The first problem was with how to explain. We tried every language we knew, and the ticketing agents only spoke Hungarian. One of them produced a laminated card that had the following information in multiple languages – “The fine for attempting to ride the train without a ticket is 15 Euros per person.”
“We weren’t trying to ride the train without a ticket!” I insisted, “We have no idea where to buy the tickets!” We tried to get on the escalator going up, gesturing that we wanted to buy tickets upstairs, but were blocked by the ticketing agents. Seems once you go down to the platform without a ticket, you are presumed guilty and forced to pay. A college student who spoke a bit of English was also caught in the sting and quickly produced 15€. He explained that these “ticket checking raids” are pretty rare and that it’s usually possible to walk onto a train without a ticket. He translated our objections to the agents – we are new in town, we don’t know how the metro works, we didn’t know where the ticketing booths are, we just want to go upstairs to buy our tickets. The agents were unmoved. They gave us two options – we pay the fine or they call police. Andrey and George already had their wallets out. Max looked crestfallen. I was utterly livid.
“Call the police.” I said, to the absolute horror of everyone in my group, except my sister who started giggling. “Call them! Tell them you are harassing tourists who don’t know the rules of your subway system.” The college student translated my words, his voice shaking with incredulity.
The ticketing agents were just as taken back as my friends. Andrey was searching his wallet for enough money to pay all our fines but was short. Max tried to stand as far away from me as possible, pretending he had nothing to do with this crazy person.
“We call the police!” one of them insisted.
“Yes! Call the police!” I yelled to the agents and whispered to our translator, “How are the police in this country? Are they reasonable?”
He just stared at me. Behind me, George groaned. My sister was gasping for air in a middle of a full-on laughing fit.
“Passports!” The agent demanded. “We call police with information from your passports.”
“The hotel took our passports. It’s a rule in your country that hotels keep passports. Let’s go to our hotel, get the passports, and then to a police station.”
The agent just threw his arms up and walked away, and the college student took this moment to escape this entire mess by running off to a newly arrived train. We spent another 10 minutes standing on the platform, with the agents taking turns threatening us with police, requesting our passports, and asking us to pay the fine, until it was clear that we were not going to budge. Finally, one of them gestured us towards the escalator and turned away. We were finally free to go.

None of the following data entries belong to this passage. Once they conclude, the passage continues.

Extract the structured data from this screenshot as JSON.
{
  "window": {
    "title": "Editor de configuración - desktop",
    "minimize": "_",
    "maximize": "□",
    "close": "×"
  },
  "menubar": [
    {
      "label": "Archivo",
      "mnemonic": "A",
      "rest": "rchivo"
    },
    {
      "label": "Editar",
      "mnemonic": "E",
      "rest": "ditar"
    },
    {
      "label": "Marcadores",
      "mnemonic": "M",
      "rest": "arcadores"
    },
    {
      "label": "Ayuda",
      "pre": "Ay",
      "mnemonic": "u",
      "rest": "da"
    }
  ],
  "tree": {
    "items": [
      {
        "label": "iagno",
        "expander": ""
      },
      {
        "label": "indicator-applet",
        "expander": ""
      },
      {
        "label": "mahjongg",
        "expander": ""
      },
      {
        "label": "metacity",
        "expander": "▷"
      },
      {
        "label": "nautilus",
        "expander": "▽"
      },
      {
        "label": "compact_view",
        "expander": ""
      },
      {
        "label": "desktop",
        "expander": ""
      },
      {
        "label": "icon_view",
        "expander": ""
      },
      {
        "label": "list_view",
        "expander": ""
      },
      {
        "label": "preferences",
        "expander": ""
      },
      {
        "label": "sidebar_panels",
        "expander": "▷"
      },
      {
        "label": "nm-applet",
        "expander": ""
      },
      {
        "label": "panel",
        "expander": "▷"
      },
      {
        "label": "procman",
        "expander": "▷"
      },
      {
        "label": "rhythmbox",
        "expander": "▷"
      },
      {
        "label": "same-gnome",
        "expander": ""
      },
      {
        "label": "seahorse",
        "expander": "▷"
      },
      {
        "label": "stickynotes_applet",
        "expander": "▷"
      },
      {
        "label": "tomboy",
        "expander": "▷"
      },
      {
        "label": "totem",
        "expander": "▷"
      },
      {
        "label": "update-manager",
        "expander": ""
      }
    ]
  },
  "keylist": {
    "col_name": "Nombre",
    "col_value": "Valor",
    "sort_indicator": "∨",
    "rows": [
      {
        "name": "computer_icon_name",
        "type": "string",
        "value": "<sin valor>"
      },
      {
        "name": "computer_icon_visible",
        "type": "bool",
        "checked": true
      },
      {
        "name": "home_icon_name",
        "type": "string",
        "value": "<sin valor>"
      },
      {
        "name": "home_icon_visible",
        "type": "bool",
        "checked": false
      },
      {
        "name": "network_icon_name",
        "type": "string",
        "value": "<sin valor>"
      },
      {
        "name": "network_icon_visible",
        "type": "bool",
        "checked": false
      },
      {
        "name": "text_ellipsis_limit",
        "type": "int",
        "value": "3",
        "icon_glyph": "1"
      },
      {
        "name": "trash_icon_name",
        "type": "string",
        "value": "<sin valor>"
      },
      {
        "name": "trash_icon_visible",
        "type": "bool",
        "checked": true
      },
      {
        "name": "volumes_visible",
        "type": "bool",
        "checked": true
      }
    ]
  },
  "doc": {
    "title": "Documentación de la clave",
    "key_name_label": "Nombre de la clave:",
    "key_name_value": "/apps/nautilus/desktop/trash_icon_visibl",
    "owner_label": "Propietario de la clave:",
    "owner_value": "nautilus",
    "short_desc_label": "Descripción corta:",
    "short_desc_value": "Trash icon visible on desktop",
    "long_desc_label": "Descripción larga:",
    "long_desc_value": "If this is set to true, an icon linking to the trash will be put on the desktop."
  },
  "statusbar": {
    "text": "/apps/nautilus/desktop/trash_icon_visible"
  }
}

We went upstairs, couldn’t figure out how to buy tickets from the machines, walked to the next train station, made sure there were no ticketing agents on the platform below, and… got on the train without tickets. The train stopped at our initial station where the ticketing agents were still by the escalator and my sister pressed herself against the window to wave and yell at them. Check and mate.
I would like to think that the adult me would now simply pay the fine and move on with my life, without any of these youthful hijinks. Then, of course, I am reminded of the fact that mere 6 years ago I argued my way out of a fine with a Polish conductor in Warsaw.